Debbie LaChusa – Speaker Highlight
Is your business “gift wrap” or real substance?
This question was an essential part of Debbie LaChusa’s presentation at the 2011 SuccessNet Summit. Debbie is known throughout North America and Australia as The Business Stylist® because she helps business owners design a business, brand and marketing that “fit” them perfectly.
I have seen many great marketing and branding presentations throughout the years in a variety of industry settings. What made Debbie stand out was her real time and real life business experience. Debbie began her presentation by challenging us to look inward for the answers to the following questions:
What do you truly want?
Why do you want to start a business or be in business?
Do you want your business or someone else’s business?
In her research, Debbie conducted her own survey of hundreds of people to determine what people truly want. Her findings reported that 6% of respondents ranked money as the top achievement they seek. 9% claim that success is the most critical to them. The 85% who were left, responded that happiness is the key ingredient that they seek in the recipe called life.
From these results, Debbie compelled us to understand that the responses shown above come from an old societal path that we have walked and accepted. She noted how so many business owners and people run their life based on a series of should of, could of, have to, what if and only others can (but not me). I found this to be a unique start to a “marketing & branding” presentation. Where’s the nuts and bolts of building a successful brand and business?
Debbie noted that most people subscribe to this formula:
Happiness = Success & Money
Debbie then went on to present the new model of she called her Business Success Formula or Happiness2:
Value you bring your clients + Packaging = Success & Money
Happiness squared is derived from value plus how you package and present that value to your clients and customers. Adding value comes from your ability to solve real problems and deliver tangible outcomes for your clients or for whomever you serve. This is an excellent reminder for any of us involved in running a business. I would argue that the same formula would work well in any relationship or household to improve your quality of life.
Debbie then split up the packing of your services into two buckets called marketing and branding.
Marketing by Debbie’s definition is your ability as a business or promoter to make a connection and resonate with the prospect. You only need 3-4 methods to do this. Debbie made special mention that video, blogging and social media are easy ways for us to reach, connect and resonate with our audience. It is critical that you pick the method(s) that you will feel comfortable with and be able to sustain in the long run as part of your messaging.
The word “messaging” arrested my attention. I feel that many people struggle with the concept of marketing because it is a mammoth sized subject area. Sometimes it is very vague and we struggle with taking action to improve our marketing strategy because we are distracted. However, I can think about a message. A message is singular and has the single task of conveying one specific idea to the audience.
What message do you convey to your audience about your business?
I urge you to think about the 1, 3, 5 or 100 messages you and your business are telling the world about.
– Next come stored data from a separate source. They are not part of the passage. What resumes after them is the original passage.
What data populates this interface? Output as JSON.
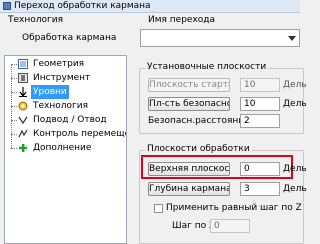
{
  "window": {
    "title": "Переход обработки кармана"
  },
  "technology": {
    "label": "Технология",
    "value": "Обработка кармана"
  },
  "transition_name": {
    "label": "Имя перехода",
    "value": ""
  },
  "tree": {
    "items": [
      {
        "label": "Геометрия",
        "icon": "geometry-icon",
        "selected": false
      },
      {
        "label": "Инструмент",
        "icon": "tool-icon",
        "selected": false
      },
      {
        "label": "Уровни",
        "icon": "levels-icon",
        "selected": true
      },
      {
        "label": "Технология",
        "icon": "technology-icon",
        "selected": false
      },
      {
        "label": "Подвод / Отвод",
        "icon": "approach-retract-icon",
        "selected": false
      },
      {
        "label": "Контроль перемещен",
        "icon": "motion-control-icon",
        "selected": false
      },
      {
        "label": "Дополнение",
        "icon": "plus-icon",
        "selected": false
      }
    ]
  },
  "setup_planes": {
    "title": "Установочные плоскости",
    "start_plane": {
      "button": "Плоскость старта",
      "value": "10",
      "suffix": "Дель"
    },
    "safe_plane": {
      "button": "Пл-сть безопасности",
      "value": "10",
      "suffix": "Дель"
    },
    "safe_distance": {
      "label": "Безопасн.расстояние:",
      "value": "2"
    }
  },
  "machining_planes": {
    "title": "Плоскости обработки",
    "top_plane": {
      "button": "Верхняя плоскость",
      "value": "0",
      "suffix": "Дель"
    },
    "pocket_depth": {
      "button": "Глубина кармана",
      "value": "3",
      "suffix": "Дель"
    },
    "equal_step": {
      "label": "Применить равный шаг по Z",
      "checked": false
    },
    "z_step": {
      "label": "Шаг по Z:",
      "value": "0"
    }
  },
  "colors": {
    "selection": "#3399ff",
    "highlight": "#e0001b"
  }
}
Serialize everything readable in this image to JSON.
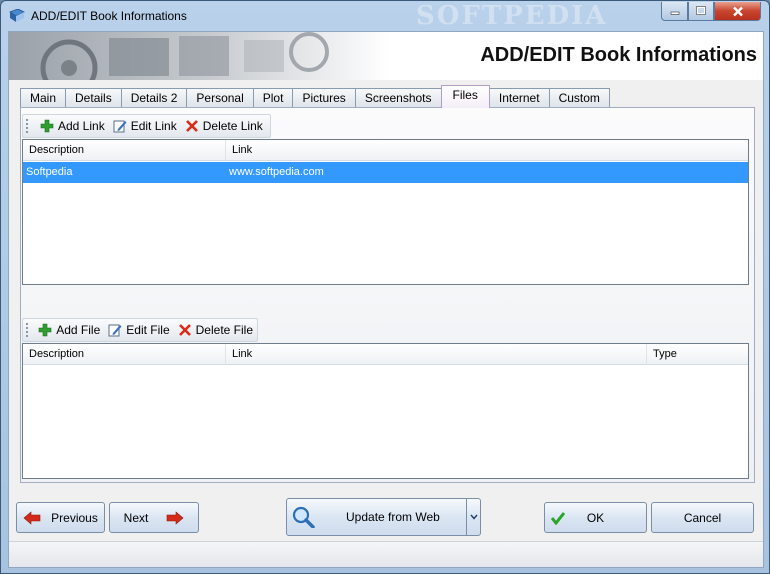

Take the time to improve each message one by one or perhaps it may be time to simplify into one strong, powerful and memorable message.
Debbie transitioned immediately into the branding process. She laid out two very key questions that she has successfully used with her clients to help them rebrand their image and messaging. These questions are intended to help you define your brand.
- Who are you?
- What do you stand for?
What do you think of when you read the list below?
- Martin Luther King
- Lady Gaga
- Tiffany & Co
Each person or entity in the list creates very specific reactions from people. Whether you favour or dislike the list, it is undeniable that each one stands out among the average crowd.
Brand Discovery Process. What I liked most about Debbie’s content was her style and simplicity of how she presented and categorized the content to create a real experiential learning (and profit) experience for all of us in the room. This unique process has you answer three distinct questions which if you give enough time and creativity to, will yield tremendous results for you.
- What do you want to do?
- What business are you in?
- What’s your Point of View?
I never had heard the phrase “point of view” used this way in a branding discussion. Your point of view is similar to a USP or unique selling proposition. It is the one thing that immediately and quickly separates your value proposition from the rest of the competition. Think Nike, Domino’s Pizza, Fed Ex, Dairy Queen and other businesses in your area that do this well.
Back to the original question: Is your business “gift wrap” or real substance?
Gift wrap is the trappings we get caught up in and diverts our attention from the substance and value we offer along with the problems we solve. Your logo, business colors, website, pens, signs, stickers, badges and business cards are components of gift wrap.
Debbie closed by calling us to action to ensure we all present integrity in the substance that our business has to offer. She also shared with us that significance is success.